More big data and machine learning applications are built on top of the more scalable and cost-effective cloud storages (S3, Azure object store and etc), but trading off the benefit from traditional file systems like caching and data locality due to the separation of storage and compute. Alluxio (www.alluxio.org) is an open-source distributed file system that not only provides distributed applications like Presto and Apache Spark a common and unified data access layer to different data sources but also intelligently manages and places data and metadata closer to computation to improve performance. As a result, applications can seamlessly access multiple different data sources with consistent performance for data and metadata operations.

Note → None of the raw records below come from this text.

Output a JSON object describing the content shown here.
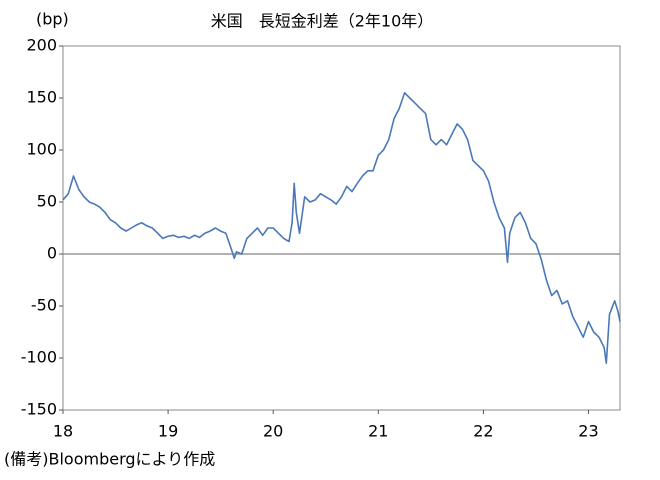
{
  "chart_data": {
    "type": "line",
    "title": "米国　長短金利差（2年10年）",
    "y_label": "(bp)",
    "note": "(備考)Bloombergにより作成",
    "xlim": [
      18,
      23.3
    ],
    "xticks": [
      18,
      19,
      20,
      21,
      22,
      23
    ],
    "ylim": [
      -150,
      200
    ],
    "yticks": [
      -150,
      -100,
      -50,
      0,
      50,
      100,
      150,
      200
    ],
    "zero_line": true,
    "x": [
      18.0,
      18.05,
      18.1,
      18.15,
      18.2,
      18.25,
      18.3,
      18.35,
      18.4,
      18.45,
      18.5,
      18.55,
      18.6,
      18.65,
      18.7,
      18.75,
      18.8,
      18.85,
      18.9,
      18.95,
      19.0,
      19.05,
      19.1,
      19.15,
      19.2,
      19.25,
      19.3,
      19.35,
      19.4,
      19.45,
      19.5,
      19.55,
      19.6,
      19.63,
      19.65,
      19.7,
      19.75,
      19.8,
      19.85,
      19.9,
      19.95,
      20.0,
      20.05,
      20.1,
      20.15,
      20.18,
      20.2,
      20.22,
      20.25,
      20.3,
      20.35,
      20.4,
      20.45,
      20.5,
      20.55,
      20.6,
      20.65,
      20.7,
      20.75,
      20.8,
      20.85,
      20.9,
      20.95,
      21.0,
      21.05,
      21.1,
      21.15,
      21.2,
      21.25,
      21.3,
      21.35,
      21.4,
      21.45,
      21.5,
      21.55,
      21.6,
      21.65,
      21.7,
      21.75,
      21.8,
      21.85,
      21.9,
      21.95,
      22.0,
      22.05,
      22.1,
      22.15,
      22.2,
      22.23,
      22.25,
      22.3,
      22.35,
      22.4,
      22.45,
      22.5,
      22.55,
      22.6,
      22.65,
      22.7,
      22.75,
      22.8,
      22.85,
      22.9,
      22.95,
      23.0,
      23.05,
      23.1,
      23.15,
      23.17,
      23.2,
      23.25,
      23.28,
      23.3
    ],
    "series": [
      {
        "color": "#4a78b8",
        "values": [
          52,
          58,
          75,
          62,
          55,
          50,
          48,
          45,
          40,
          33,
          30,
          25,
          22,
          25,
          28,
          30,
          27,
          25,
          20,
          15,
          17,
          18,
          16,
          17,
          15,
          18,
          16,
          20,
          22,
          25,
          22,
          20,
          5,
          -4,
          2,
          0,
          15,
          20,
          25,
          18,
          25,
          25,
          20,
          15,
          12,
          30,
          68,
          40,
          20,
          55,
          50,
          52,
          58,
          55,
          52,
          48,
          55,
          65,
          60,
          68,
          75,
          80,
          80,
          95,
          100,
          110,
          130,
          140,
          155,
          150,
          145,
          140,
          135,
          110,
          105,
          110,
          105,
          115,
          125,
          120,
          110,
          90,
          85,
          80,
          70,
          50,
          35,
          25,
          -8,
          20,
          35,
          40,
          30,
          15,
          10,
          -5,
          -25,
          -40,
          -35,
          -48,
          -45,
          -60,
          -70,
          -80,
          -65,
          -75,
          -80,
          -90,
          -105,
          -58,
          -45,
          -55,
          -65
        ]
      }
    ]
  }
}
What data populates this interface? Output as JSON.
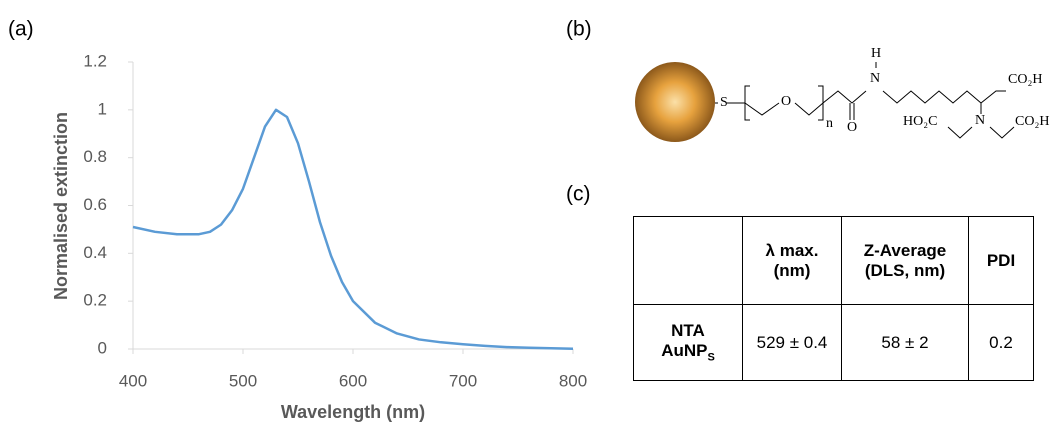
{
  "panel_labels": [
    "(a)",
    "(b)",
    "(c)"
  ],
  "chart_data": {
    "type": "line",
    "x_label": "Wavelength (nm)",
    "y_label": "Normalised extinction",
    "x": [
      400,
      420,
      440,
      460,
      470,
      480,
      490,
      500,
      510,
      520,
      530,
      540,
      550,
      560,
      570,
      580,
      590,
      600,
      620,
      640,
      660,
      680,
      700,
      720,
      740,
      760,
      780,
      800
    ],
    "values": [
      0.51,
      0.49,
      0.48,
      0.48,
      0.49,
      0.52,
      0.58,
      0.67,
      0.8,
      0.93,
      1.0,
      0.97,
      0.86,
      0.7,
      0.53,
      0.39,
      0.28,
      0.2,
      0.11,
      0.065,
      0.04,
      0.028,
      0.02,
      0.013,
      0.008,
      0.005,
      0.003,
      0.001
    ],
    "color": "#5b9bd5",
    "xlim": [
      400,
      800
    ],
    "xticks": [
      400,
      500,
      600,
      700,
      800
    ],
    "ylim": [
      0,
      1.2
    ],
    "yticks": [
      0,
      0.2,
      0.4,
      0.6,
      0.8,
      1,
      1.2
    ],
    "grid": false
  },
  "diagram": {
    "atoms": [
      "S",
      "O",
      "n",
      "O",
      "H",
      "N",
      "CO₂H",
      "HO₂C",
      "N",
      "CO₂H"
    ]
  },
  "table": {
    "header": [
      "λ max. (nm)",
      "Z-Average (DLS, nm)",
      "PDI"
    ],
    "rows": [
      {
        "label": "NTA",
        "label2": "AuNP",
        "label_subscript": "S",
        "cells": [
          "529 ± 0.4",
          "58 ± 2",
          "0.2"
        ]
      }
    ]
  }
}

Alluxio is originally a research project named “Tachyon” at UC Berkeley AMPLab.
In this talk, we will focus on Alluxio design, its architecture, data flow and metadata flow. We will dive into the choices in its design space and share the experiences when implementing features like data tiering, storage options and cache eviction policies. We will also share our lessons in design, implementation and operation when working to build an open source distributed storage systems with 900 contributors for 5+ years.
Bin Fan is the founding engineer of Alluxio, Inc. and the PMC member of Alluxio open source project. Prior to Alluxio, he worked for Google to build the next-generation storage infrastructure. Bin received his Ph.D. in Computer Science from Carnegie Mellon University on the design and implementation of distributed systems and algorithms.